Том 4. Счастливая Москва - Андрей Платонович Платонов
Огорчившись такой жизнью, Груняхин вышел на улицу с Бессонэ-Фавор и сказал ей:
– Вы слышали, что есть золотое правило механики. Некоторые думали посредством этого правила объегорить целую природу, всю жизнь. Костя Арабов тоже хотел получить с вами или из вас – как это сказать? – кое-что, какое-то бесплатное золото… Он его ведь получил немного…
– Немного – да, – согласилась Бессонэ.
– Ну сколько получил – не больше грамма! А на другом конце рычага пришлось нагрузить для равновесия целую тонну могильной земли, какая теперь лежит и давит его ребенка…
Катя Бессонэ нахмурилась в недоумении.
– Не живите никогда по золотому правилу, – сказал ей еще Груняхин. – Это безграмотно и несчастно, я инженер и поэтому знаю, природа более серьезна, в ней блата нет.
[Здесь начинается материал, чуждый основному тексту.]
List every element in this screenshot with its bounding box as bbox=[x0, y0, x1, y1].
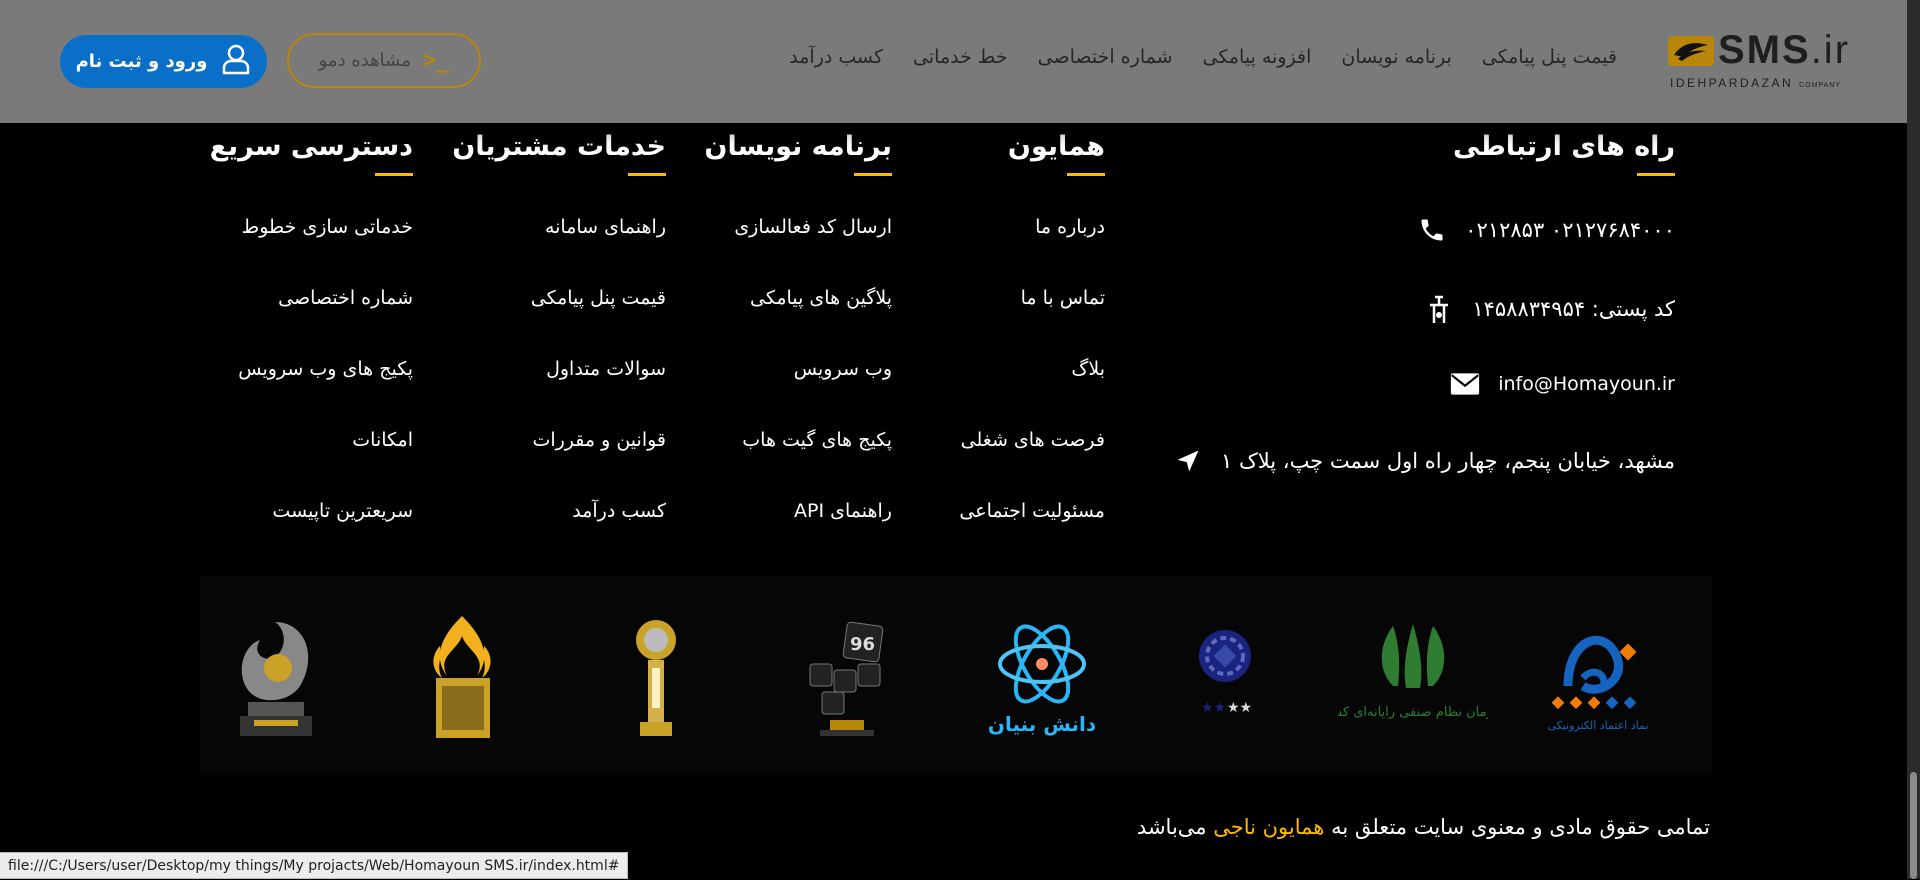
nav-link-dedicated-number[interactable]: شماره اختصاصی bbox=[1038, 46, 1173, 68]
footer-link-github-packages[interactable]: پکیج های گیت هاب bbox=[742, 429, 892, 451]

Ну до свидания, вон ваш автобус идет.
– Подождите, – попросила Катя Бессонэ.
– Нет, мне некогда, – ответил Груняхин. – Мне неинтересно, я не люблю, когда упиваются сами собой, а потом не знают, куда деваться, и ходят со мной. Надо жить аккуратно.
Бессонэ-Фавор неожиданно засмеялась.
– Ну идите, идите, – сказала она. – Чего вы от меня требуете, как будто я сама себя делала. Я не нарочно такая, я нечаянно. Ну я больше не буду, вы простите…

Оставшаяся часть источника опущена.